O Direito Penal no ordenamento jurídico pátrio tem aplicabilidade mínima, isto é, nem tudo que impactar a sociedade será resolvido por tal ramo. Não há necessidade de criminalizar certa conduta se ela pode ser sanada perfeitamente por outras áreas do direito, como por exemplo, pela área cível.

É o denominado ultima ratio, expressão em latim que significa “em última razão” ou “em último recurso”.

Em tese, as normas penais seriam aplicadas em casos de grande relevância social, como por exemplo: homicídio, roubo e furto. Casos menos graves seriam tratados por outros ramos ou, dependendo da relevância, seriam esquecidos.

Os princípios são pressupostos que permanecem no plano abstrato. São, portanto, subjetivos na sua aplicabilidade, variando seu uso e sua intensidade de acordo com o caso concreto.

Em decorrência disso, o STF inseriu pressupostos objetivos para determinar quando o princípio da insignificância será aplicado. Vejamos o que foi constatado pelo Ministro Luís Roberto Barroso (BRASIL. STF, 2014, online, grifo nosso):

Na sessão de hoje proferiu voto o relator, ministro Luís Roberto Barroso. Ele argumentou que a ausência de critérios claros quanto ao principio da insignificância gera o risco de casuísmos, e agrava as condições gerais do sistema prisional. O ministro lembrou que a jurisprudência atual do STF para a aplicação do princípio leva em consideração os seguintes critérios: o reconhecimento de mínima ofensividade, a inexistência de periculosidade social, o reduzidíssimo grau de reprovabilidade e a inexpressividade da lesão jurídica provocada.

Contudo, é possível deparar-se com entendimentos que distorcem e abusam do genial princípio em questão, a fim de praticar e absolver práticas criminosas ardilosas.

É comum encontrarmos situações de pessoas manifestando pensamentos ofensivos sobre temas polêmicos e alegarem o princípio da insignificância para se esquivarem de suas responsabilidades. Também é comum a alegação defensiva nas práticas de furtos e outros crimes.

Com a ocorrência do abuso desse paradigma, podemos enxergar o aumento do seu reflexo nos pressupostos estabelecidos pelo STF.

Lembrando que o princípio da insignificância busca evitar que a injustiça aconteça à luz da Constituição. É uma forma de controlar e filtrar fatos que não sobrecarreguem a esfera penal, que não ofendam a economia processual e, claro, que não sejam desproporcionais e irrazoáveis.

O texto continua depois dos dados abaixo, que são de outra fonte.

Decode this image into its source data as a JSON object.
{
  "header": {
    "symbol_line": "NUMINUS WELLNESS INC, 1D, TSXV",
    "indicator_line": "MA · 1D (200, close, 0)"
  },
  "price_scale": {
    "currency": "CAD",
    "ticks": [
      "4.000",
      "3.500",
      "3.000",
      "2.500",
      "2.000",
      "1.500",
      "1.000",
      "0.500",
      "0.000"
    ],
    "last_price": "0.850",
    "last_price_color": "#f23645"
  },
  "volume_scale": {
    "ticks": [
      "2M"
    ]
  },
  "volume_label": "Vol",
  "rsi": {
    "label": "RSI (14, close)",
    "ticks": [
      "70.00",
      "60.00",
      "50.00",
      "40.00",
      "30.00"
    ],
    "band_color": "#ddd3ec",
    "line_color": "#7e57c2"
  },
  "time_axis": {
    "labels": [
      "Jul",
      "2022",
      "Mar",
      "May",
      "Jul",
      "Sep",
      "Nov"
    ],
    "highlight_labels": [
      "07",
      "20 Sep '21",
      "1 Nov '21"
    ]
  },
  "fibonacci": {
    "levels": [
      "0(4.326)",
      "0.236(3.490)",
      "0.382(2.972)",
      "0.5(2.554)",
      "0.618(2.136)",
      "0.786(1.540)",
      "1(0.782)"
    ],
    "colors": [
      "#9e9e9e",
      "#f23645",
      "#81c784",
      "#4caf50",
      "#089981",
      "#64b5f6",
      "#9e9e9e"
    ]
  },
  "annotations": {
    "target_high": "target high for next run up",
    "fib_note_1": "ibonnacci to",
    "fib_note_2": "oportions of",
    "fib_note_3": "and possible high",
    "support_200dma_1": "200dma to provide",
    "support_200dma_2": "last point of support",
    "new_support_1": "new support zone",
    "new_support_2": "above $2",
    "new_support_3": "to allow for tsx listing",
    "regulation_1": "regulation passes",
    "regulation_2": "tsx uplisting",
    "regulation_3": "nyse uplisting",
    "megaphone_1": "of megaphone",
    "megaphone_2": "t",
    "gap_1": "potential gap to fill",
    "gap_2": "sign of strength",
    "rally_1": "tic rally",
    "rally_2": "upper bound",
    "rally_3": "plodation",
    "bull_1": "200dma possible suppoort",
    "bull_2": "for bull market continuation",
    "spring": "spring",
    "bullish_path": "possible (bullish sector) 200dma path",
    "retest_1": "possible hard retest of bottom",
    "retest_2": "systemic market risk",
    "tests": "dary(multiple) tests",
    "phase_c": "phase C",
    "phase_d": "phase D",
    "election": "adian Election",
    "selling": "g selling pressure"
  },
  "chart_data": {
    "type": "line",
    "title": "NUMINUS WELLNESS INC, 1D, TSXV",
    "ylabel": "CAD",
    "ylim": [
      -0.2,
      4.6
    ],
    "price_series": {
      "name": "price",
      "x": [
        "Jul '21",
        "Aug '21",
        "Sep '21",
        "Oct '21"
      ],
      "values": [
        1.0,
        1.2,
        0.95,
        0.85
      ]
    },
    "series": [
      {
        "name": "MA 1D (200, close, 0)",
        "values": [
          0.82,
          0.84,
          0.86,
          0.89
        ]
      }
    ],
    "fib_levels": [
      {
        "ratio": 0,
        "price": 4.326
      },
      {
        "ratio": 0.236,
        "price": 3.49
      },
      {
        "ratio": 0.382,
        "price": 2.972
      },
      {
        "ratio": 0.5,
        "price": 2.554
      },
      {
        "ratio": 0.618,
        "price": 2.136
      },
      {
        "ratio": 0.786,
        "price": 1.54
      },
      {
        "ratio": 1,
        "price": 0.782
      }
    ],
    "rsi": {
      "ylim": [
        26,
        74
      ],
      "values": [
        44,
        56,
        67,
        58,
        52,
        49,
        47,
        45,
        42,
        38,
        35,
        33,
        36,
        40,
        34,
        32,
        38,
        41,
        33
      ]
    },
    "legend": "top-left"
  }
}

É o que o Ministro Teori Zavascki observou sobre os recentes julgados de três Habeas Corpus 123108, 123533 e 123734 (BRASIL. STF, 2014a, 2014b , 2014c, online):

Segundo ele, embora se possa afirmar que a vítima pode recorrer à Justiça para buscar a reparação civil, exatamente pelo baixo valor dos objetos furtados e das condições dos autores, essa possibilidade seria meramente formal. Salientou que, adotar o princípio da insignificância indiscriminadamente em casos de pequenos furtos, com qualificação ou reincidência, seria tornar a conduta penalmente lícita e também imune a qualquer espécie de repressão estatal. 

“É preciso que o Tribunal tenha presente as consequências jurídicas e sociais que decorrem de um juízo de atipicidade em casos como estes. Negar a tipicidade destas condutas seria afirmar que, do ponto de vista penal, seriam lícitas”, ressaltou.

No entendimento do ministro, é inegável que a conduta – cometimento de pequenos furtos – não é socialmente aceita e que, ante a inação do Estado, a sociedade pode começar a se proteger e buscar fazer “justiça com as próprias mãos”. Argumentou, ainda, que a pretexto de proteger o agente, a imunização da conduta acabará deixando-o exposto a situação de justiça privada, com consequências imprevisíveis e provavelmente mais graves.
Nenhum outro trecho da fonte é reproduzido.